Bourse de Paris: le calme avant la tempête ?

Jean-Luc Melanchon
Jean-Luc Melanchon © Getty Images
Amid Faljaoui

Fameuses élections françaises. On a vu que les instituts de sondage se sont bien plantés. On a vu que les commentateurs et autres experts politiques se sont également mis le doigt dans l’œil.

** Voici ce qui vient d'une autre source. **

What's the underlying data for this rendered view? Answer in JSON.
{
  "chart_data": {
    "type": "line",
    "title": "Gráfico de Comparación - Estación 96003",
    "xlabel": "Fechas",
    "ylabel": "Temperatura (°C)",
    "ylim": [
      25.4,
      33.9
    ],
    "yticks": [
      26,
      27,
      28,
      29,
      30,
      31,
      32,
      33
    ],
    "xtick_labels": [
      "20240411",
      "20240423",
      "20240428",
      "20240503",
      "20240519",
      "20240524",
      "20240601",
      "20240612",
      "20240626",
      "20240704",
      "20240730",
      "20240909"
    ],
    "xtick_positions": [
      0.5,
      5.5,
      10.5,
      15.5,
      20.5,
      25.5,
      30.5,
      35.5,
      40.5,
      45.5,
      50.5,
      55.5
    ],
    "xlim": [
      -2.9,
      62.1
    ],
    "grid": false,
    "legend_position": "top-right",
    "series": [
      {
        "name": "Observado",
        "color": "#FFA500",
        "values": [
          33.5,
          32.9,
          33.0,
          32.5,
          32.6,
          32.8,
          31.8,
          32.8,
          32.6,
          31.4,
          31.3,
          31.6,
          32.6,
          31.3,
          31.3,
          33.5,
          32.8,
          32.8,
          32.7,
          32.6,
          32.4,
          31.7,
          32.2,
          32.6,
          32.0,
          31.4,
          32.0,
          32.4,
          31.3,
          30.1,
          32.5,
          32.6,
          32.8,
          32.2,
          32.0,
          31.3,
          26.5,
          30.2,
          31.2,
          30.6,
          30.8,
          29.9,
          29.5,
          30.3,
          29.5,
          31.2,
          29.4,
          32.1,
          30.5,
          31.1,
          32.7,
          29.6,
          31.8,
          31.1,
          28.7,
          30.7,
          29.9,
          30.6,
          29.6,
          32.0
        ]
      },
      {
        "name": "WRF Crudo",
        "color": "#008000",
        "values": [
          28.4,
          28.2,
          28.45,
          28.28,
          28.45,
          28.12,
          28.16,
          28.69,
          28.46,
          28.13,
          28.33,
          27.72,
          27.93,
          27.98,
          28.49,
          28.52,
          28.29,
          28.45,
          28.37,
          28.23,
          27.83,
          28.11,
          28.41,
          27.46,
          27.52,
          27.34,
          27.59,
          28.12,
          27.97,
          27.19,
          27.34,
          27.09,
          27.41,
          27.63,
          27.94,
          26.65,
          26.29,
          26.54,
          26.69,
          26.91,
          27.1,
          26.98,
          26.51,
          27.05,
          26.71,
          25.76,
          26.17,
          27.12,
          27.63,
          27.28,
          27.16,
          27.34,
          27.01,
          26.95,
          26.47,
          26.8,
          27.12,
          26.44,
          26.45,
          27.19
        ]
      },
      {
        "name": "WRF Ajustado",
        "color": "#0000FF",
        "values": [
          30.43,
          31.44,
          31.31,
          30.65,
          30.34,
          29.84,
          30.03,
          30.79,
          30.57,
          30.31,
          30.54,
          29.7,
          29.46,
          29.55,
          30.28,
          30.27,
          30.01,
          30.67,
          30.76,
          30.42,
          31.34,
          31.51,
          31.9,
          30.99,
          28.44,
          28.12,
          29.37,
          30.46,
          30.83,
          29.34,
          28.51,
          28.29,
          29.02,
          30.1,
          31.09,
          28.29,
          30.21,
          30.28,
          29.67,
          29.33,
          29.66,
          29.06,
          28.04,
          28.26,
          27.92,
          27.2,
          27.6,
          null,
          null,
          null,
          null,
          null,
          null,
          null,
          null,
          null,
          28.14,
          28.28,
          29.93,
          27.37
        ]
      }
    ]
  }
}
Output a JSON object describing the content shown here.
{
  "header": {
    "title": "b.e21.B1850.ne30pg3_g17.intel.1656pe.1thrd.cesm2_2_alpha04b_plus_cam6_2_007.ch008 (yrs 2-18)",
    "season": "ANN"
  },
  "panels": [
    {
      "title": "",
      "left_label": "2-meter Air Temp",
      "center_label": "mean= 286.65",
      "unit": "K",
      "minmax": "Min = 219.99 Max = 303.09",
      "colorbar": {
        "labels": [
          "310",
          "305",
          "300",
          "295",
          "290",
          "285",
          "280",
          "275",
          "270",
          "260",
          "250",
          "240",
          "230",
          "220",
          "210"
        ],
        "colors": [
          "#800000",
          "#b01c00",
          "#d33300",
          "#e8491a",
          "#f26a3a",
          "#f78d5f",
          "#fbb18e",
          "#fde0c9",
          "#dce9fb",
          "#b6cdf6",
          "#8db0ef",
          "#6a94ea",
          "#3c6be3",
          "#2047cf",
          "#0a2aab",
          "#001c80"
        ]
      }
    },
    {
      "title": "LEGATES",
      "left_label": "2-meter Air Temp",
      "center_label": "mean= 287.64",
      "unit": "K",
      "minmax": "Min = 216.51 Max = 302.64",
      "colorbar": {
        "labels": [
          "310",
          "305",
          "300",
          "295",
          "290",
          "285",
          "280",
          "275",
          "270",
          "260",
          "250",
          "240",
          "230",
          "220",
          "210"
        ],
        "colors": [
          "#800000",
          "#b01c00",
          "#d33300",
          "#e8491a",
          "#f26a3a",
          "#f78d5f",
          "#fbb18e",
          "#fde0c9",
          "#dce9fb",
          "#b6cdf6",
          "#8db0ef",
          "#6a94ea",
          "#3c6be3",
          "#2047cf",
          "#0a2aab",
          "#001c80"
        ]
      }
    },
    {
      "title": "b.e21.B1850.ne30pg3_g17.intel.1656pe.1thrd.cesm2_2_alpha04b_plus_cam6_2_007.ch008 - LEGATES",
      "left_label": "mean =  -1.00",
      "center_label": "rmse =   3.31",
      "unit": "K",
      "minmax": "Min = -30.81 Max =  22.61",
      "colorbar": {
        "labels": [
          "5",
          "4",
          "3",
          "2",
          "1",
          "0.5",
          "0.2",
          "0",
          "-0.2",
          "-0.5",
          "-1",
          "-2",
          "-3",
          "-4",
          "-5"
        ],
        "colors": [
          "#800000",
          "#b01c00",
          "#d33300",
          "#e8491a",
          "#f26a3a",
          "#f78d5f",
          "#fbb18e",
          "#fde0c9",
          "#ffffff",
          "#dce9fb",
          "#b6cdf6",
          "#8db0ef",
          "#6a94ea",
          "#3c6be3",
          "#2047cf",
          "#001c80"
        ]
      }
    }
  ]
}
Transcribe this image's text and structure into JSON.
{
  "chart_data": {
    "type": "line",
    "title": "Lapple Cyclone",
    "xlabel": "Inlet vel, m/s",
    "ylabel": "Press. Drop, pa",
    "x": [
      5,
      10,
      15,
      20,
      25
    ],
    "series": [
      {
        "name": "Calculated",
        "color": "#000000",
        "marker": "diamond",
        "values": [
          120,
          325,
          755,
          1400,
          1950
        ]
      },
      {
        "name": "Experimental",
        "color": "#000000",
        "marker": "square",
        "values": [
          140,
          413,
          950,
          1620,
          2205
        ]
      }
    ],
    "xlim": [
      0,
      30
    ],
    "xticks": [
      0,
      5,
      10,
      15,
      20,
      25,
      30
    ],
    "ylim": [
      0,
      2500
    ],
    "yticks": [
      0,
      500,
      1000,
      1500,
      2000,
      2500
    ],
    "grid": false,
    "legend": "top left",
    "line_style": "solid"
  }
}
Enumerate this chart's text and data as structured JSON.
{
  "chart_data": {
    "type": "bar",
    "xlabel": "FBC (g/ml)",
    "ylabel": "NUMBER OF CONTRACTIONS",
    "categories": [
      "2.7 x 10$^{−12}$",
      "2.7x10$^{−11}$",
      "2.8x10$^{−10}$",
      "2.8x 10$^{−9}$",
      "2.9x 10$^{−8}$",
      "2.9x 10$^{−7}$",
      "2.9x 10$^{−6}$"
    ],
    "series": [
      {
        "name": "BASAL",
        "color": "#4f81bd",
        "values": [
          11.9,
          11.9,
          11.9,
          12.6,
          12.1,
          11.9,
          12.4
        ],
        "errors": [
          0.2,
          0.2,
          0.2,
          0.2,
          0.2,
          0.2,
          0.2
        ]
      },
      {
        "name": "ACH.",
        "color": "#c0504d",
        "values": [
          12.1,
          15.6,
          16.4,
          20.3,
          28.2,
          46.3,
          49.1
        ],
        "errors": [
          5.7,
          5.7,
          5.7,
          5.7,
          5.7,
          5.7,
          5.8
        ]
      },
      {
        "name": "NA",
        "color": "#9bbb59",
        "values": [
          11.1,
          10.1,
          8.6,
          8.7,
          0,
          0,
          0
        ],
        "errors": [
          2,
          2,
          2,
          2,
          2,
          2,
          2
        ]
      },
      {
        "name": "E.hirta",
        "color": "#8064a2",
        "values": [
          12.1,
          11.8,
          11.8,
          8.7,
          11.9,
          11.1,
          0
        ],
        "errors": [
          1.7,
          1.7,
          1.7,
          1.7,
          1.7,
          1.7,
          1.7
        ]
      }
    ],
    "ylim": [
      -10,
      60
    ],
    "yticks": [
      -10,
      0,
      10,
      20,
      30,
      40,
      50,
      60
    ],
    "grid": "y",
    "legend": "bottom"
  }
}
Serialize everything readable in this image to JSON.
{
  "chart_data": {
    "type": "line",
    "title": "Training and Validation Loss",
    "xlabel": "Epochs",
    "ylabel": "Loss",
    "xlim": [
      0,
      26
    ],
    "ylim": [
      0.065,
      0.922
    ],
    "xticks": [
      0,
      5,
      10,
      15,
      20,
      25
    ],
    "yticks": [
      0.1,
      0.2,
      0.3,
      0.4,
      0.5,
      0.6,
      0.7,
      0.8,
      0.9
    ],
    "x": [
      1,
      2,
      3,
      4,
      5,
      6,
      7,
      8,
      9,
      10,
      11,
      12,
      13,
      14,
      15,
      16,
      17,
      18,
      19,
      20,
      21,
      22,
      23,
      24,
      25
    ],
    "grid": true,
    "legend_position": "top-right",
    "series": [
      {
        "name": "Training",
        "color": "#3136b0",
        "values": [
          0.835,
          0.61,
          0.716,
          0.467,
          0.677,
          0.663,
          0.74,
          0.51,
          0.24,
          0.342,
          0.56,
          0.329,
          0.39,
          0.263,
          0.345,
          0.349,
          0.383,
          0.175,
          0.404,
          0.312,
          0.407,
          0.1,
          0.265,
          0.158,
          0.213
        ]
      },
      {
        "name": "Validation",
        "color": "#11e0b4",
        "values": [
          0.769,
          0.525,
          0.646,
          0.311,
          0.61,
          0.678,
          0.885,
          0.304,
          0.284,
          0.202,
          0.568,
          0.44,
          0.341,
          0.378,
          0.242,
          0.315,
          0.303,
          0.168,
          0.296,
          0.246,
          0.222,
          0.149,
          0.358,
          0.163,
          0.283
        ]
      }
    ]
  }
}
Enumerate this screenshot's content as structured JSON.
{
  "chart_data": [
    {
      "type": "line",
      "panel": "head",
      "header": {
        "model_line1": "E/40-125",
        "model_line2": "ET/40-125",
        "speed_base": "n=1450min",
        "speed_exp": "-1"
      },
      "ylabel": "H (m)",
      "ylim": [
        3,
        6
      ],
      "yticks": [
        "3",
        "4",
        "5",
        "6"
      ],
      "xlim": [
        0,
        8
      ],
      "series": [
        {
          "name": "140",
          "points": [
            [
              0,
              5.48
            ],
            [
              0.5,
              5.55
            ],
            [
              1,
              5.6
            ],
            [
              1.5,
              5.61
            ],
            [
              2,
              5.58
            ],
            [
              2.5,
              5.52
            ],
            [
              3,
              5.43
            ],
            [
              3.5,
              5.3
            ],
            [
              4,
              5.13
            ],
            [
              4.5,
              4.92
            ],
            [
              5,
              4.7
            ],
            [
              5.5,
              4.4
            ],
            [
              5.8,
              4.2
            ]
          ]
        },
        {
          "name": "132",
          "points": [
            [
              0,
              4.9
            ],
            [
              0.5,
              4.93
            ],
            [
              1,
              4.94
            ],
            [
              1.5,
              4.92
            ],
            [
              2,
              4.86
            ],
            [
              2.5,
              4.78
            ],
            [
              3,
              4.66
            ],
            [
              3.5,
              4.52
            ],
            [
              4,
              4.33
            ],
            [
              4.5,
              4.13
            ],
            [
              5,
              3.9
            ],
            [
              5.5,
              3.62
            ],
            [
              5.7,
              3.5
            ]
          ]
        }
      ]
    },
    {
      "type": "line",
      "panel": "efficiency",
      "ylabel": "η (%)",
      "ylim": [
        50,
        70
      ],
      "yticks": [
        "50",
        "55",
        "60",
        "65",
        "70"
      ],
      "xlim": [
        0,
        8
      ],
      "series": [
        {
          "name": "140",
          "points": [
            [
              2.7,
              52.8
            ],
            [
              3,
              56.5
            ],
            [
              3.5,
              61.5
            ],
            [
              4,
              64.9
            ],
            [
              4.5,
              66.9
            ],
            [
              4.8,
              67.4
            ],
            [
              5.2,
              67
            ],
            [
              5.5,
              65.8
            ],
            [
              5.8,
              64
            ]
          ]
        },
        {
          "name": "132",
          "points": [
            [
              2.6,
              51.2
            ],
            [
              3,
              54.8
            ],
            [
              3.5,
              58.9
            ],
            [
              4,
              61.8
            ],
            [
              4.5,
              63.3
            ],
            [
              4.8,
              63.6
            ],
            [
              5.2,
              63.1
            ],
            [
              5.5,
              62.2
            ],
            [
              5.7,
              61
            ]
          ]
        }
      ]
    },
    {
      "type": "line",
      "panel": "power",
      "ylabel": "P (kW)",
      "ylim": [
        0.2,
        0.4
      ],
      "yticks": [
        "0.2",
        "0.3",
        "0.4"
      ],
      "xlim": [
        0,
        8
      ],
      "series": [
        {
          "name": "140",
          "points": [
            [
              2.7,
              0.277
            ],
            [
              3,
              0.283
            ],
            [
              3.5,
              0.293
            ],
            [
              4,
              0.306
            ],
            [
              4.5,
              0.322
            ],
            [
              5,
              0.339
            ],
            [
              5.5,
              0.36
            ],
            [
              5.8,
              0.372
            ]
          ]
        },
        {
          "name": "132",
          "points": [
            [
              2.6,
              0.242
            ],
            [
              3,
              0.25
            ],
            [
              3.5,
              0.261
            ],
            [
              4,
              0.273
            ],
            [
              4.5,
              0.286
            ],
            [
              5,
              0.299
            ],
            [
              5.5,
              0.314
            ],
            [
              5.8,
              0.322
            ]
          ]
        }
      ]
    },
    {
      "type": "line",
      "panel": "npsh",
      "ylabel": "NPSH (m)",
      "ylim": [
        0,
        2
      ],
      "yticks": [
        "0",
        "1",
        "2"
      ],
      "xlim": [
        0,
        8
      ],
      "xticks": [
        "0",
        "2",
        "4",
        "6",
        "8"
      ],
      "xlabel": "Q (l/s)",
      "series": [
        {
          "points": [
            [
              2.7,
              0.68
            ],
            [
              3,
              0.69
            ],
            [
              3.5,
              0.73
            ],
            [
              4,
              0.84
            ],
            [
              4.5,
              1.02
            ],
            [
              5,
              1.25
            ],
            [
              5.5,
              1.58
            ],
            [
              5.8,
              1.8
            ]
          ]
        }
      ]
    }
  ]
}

Même le vénérable Alain Duhamel, l’un des meilleurs commentateurs politiques en France, l’a reconnu humblement. J’avais envie de dire que même les patrons et les économistes en sont aussi pour leur compte. Sinon comment expliquer que ce lundi, hier donc, la Bourse de Paris est restée calme ? Elle a même vogué dans le vert la plupart de la journée avant de concéder une légère perte de 0.63 % en fin de journée ce lundi soir. Quant aux taux d’intérêt qui devaient se tendre et prendre à la gorge les finances publiques de la France, ils se sont même légèrement détendus.

Mais attention : ce calme de la Bourse de Paris est en trompe-l’œil. Les investisseurs restent calmes car ils sont persuadés que le Nouveau Front Populaire ne pourra pas appliquer à la lettre son programme économique. Il faut dire que ce programme devrait se traduire par de nouveaux impôts de l’ordre de 150 milliards, avec le financement d’un salaire minimum à 1600 euros nets et un blocage des prix immédiats pour les biens de première nécessité. C’est vrai que le blocage des biens dans l’alimentation et les carburants figure en première ligne du programme économique du Nouveau Front Populaire. Comme le pouvoir d’achat est la préoccupation numéro un des Français, un blocage des prix est une mesure symbolique qui pourrait sécuriser les électeurs et envoyer un message aux citoyens du type : « nous avons compris que votre quotidien est compliqué et nous faisons le nécessaire pour y répondre ».

Vu comme ça, on se dit pourquoi pas ? Mais est-ce aussi simple de bloquer les prix de l’alimentation et des carburants ? Non, mais ça ce n’est pas le rôle des politiques d’expliquer l’envers du décor d’une mesure. Donc, on va tenter d’expliquer cela nous-même. D’abord, on a vu ce genre de mesure être pratiquée dans d’autres pays. Un gouvernement bloque les prix de certains biens. À court terme, ça fait du bien, et quelques mois après, il y a une pénurie du bien en question. Pourquoi ? Parce qu’un gouvernement peut bloquer les prix, mais il ne peut pas forcer une entreprise à vendre à perte (le NFP conteste cette vision et part du principe que les entreprises ont des marges qui sont à l’origine de la hausse de l’inflation). Donc, l’entreprise sera obligée de baisser sa production ou d’écouler ses produits dans d’autres pays avoisinants. Carrefour n’a pas que des supermarchés en France et pourrait très bien écouler ses produits ailleurs, en Belgique par exemple.

Le Nouveau Front Populaire pourrait imaginer de compenser les pertes des entreprises (peu probable). Mais si c’est le cas, un blocage de prix financé par l’État revient à faire payer au contribuable ce que le consommateur aura gagné – aucun intérêt. Et puis, prenons le cas du carburant, si son prix est bloqué, il va surtout profiter aux plus hauts revenus car les « riches » sont ceux qui consomment le plus de carburants. Il y aurait donc un effet d’aubaine qui ne profiterait pas aux électeurs du Nouveau Front Populaire mais aux électeurs de Macron. Avouez que ce serait drôle.

Bref, vous l’avez compris, dire que l’on va prendre des mesures par décret est une chose, les rendre applicables en est une autre. Le Diable se niche dans les détails, et le diable n’est ni de gauche ni de droite.